Tesco has agreed to pay a fine of £129m to avoid prosecution for overstating its profits in 2014.
Its subsidiary, Tesco Stores Ltd, reached what's known as a deferred prosecution agreement with the Serious Fraud Office after a two-year probe.
Tesco said there was "regret" over the issues of 2014 and said it has been working hard to "restore trust".
The firm also agreed with the Financial Conduct Authority (FCA) to spend £85m on compensating investors.
The money will go to those who bought shares or bonds between 29 August and 19 September in 2014.
Those investors would have had misleading information from a trading statement on 29 August, which gave a rosier assessment of its performance than was actually the case.
Tesco issued a corrected statement before the markets opened on Monday 22 September, which estimated it had overstated profits by about £250m.
The revelation sent the retailer's share price plunging and sparked two internal inquiries.
Even that was not the full story, the overstatement was subsequently revised up to £326m.
The compensation order is a first for the FCA, although it has not imposed its own penalty, and Tesco has accepted the regulator's finding of "market abuse".
The SFO said Tesco had co-operated with the investigation and had undergone an "extensive" period of change.
Tesco's current chief executive, Dave Lewis, said: "Over the last two-and-a-half years, we have fully co-operated with this investigation into historic accounting practices, while at the same time fundamentally transforming our business.
"We sincerely regret the issues which occurred in 2014 and we are committed to doing everything we can to continue to restore trust in our business and brand."
Analysis, Simon Jack, business editor
A Deferred Prosecution Agreement (DPA) is a fairly new way (introduced in February 2014) of punishing a company for criminal behaviour without the collateral damage of a conviction.
DPAs may be fairly new, but they are instruments the SFO is warming to. Just last month it announced a DPA with Rolls-Royce which saw the company pay a UK fine of £500m. In that case, the judge agreed that a criminal conviction for the company could disbar it from securing contracts - particularly in the US - which in turn could threaten the jobs of thousands of UK workers.
A DPA also avoids lengthy and costly trials and puts the offending company on probation to ensure full co-operation in the future.
It also does NOT mean that individuals escape scot free while shareholders pay the price for their conduct. Three former executives from Tesco face criminal proceedings. The SFO also quizzed the former chief executive Phil Clarke, before dropping any further action against him.

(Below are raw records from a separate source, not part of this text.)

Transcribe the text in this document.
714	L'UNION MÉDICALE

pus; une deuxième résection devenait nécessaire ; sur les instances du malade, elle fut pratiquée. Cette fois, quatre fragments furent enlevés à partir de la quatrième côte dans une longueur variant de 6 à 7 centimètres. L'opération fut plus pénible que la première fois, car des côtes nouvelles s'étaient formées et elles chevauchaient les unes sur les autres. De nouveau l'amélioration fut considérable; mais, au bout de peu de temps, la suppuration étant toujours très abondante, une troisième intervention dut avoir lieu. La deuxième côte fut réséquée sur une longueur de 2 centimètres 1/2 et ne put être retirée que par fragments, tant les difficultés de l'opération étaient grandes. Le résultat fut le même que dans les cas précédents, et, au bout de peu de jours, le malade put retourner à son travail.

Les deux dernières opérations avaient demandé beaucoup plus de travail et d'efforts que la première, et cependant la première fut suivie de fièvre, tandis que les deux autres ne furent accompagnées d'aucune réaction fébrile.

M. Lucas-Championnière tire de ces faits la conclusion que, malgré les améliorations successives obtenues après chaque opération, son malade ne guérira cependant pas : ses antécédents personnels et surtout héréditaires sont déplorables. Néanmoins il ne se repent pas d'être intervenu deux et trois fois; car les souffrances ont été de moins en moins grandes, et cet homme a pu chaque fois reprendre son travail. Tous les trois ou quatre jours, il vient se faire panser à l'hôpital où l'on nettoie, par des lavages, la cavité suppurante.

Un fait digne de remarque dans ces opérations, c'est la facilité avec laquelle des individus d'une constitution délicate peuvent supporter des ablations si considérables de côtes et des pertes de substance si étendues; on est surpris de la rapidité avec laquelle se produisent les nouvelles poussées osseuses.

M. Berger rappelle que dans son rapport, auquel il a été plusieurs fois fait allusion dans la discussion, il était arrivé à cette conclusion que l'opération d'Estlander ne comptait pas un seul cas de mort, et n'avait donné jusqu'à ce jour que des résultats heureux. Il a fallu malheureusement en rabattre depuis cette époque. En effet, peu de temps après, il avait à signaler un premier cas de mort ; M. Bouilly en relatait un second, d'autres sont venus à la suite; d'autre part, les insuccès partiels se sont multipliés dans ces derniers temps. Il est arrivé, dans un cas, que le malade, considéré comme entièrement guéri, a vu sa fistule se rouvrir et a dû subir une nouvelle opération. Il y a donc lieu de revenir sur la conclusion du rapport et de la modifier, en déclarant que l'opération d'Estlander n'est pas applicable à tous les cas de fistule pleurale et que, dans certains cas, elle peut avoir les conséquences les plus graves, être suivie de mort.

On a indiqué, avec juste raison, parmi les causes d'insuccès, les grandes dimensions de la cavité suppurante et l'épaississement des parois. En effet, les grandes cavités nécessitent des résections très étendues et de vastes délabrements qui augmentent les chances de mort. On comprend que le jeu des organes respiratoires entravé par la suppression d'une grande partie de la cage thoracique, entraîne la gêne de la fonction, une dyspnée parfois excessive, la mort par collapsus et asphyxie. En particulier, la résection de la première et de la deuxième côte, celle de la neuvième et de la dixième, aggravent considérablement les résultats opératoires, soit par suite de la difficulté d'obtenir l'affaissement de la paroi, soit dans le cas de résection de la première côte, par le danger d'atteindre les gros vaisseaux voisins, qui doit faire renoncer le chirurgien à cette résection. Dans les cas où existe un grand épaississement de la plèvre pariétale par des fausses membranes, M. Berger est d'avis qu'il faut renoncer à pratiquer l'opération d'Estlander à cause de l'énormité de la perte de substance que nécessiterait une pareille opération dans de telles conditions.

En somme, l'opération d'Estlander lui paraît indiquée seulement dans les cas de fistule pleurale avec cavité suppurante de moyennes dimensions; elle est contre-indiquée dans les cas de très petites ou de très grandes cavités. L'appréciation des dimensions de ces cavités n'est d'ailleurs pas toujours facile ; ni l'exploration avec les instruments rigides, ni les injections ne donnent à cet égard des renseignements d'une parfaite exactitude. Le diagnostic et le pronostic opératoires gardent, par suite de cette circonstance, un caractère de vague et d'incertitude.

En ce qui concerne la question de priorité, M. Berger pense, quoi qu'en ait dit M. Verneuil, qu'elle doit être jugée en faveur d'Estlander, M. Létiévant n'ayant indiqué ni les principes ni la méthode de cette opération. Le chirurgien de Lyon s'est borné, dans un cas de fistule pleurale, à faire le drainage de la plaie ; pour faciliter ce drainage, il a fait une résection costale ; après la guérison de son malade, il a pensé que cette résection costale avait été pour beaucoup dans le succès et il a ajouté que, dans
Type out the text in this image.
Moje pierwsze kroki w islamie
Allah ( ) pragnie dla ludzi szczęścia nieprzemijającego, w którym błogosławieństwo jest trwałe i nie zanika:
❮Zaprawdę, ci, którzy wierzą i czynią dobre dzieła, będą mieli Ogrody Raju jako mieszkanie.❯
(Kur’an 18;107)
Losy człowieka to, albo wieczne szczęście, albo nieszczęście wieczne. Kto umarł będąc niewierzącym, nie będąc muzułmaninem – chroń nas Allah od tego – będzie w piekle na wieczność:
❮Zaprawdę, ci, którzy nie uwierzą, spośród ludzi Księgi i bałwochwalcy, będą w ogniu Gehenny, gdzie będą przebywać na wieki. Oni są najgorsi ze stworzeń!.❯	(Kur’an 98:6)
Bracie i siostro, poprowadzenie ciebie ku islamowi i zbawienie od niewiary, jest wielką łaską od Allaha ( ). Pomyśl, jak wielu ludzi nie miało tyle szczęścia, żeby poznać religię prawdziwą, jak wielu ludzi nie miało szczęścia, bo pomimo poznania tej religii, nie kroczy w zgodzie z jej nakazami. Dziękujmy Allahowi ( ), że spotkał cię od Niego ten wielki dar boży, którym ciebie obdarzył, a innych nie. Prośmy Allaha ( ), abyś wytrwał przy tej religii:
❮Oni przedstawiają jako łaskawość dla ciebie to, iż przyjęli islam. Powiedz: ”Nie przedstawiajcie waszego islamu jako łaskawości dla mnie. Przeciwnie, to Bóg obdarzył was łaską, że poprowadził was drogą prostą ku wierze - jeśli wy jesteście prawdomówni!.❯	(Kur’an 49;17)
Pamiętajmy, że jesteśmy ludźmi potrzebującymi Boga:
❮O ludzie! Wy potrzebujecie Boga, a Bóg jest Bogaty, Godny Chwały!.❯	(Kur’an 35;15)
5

The DPA with Tesco Stores still needs approval by the High Court, which is scheduled to make its decision on 10 April.
This potential DPA agreement only covers Tesco Stores and does not address whether liability of any sort applies to the larger international group Tesco plc or any of its employees.
To pay for the penalty, compensation scheme and related costs Tesco will charge £235m to its results for the 2016-17 financial year, which are due to be published on 12 April.
Tesco shares were little moved on Tuesday.
Laith Khalaf, senior analyst, at Hargreaves Lansdown stockbrokers, said the accounting error uncovered was "exceptionally rare" in the UK stock market.
"This is a big slap on the wrist for Tesco, reflecting the seriousness of the offence and its impact on the share price in 2014," he said.
"Dave Lewis underwent a baptism of fire when he took over as CEO in 2014, just as the accounting scandal struck. He and the supermarket will now be hoping to draw a line under the matter, and concentrate on nurturing Tesco's nascent recovery.
Analysis, Ian Pollock, personal finance reporter
The Tesco scandal contains a real novelty. It is a compensation scheme for about 10,000 professional and personal investors.
They bought shares or bonds at artificially inflated values after the supermarket group put out its misleading trading statement on 29 August 2014. They suffered a loss if they were still holding those investments, when their values fell, after a correction from the company was issued a few weeks later on 22 September.
To qualify, you have to be a so-called "net purchaser" - someone who during that period bought more shares or bonds than they sold.
The compensation is 24.5p per share, plus interest. Various values, plus interest, are on offer to bond holders.
The compensation scheme will be run by the accountancy firm KPMG, and should start before the end of August this year.
KPMG will try to contact all eligible claimants. If you are one of them you will need to provide evidence of your purchases and any sales.
You will have six months to lodge a claim.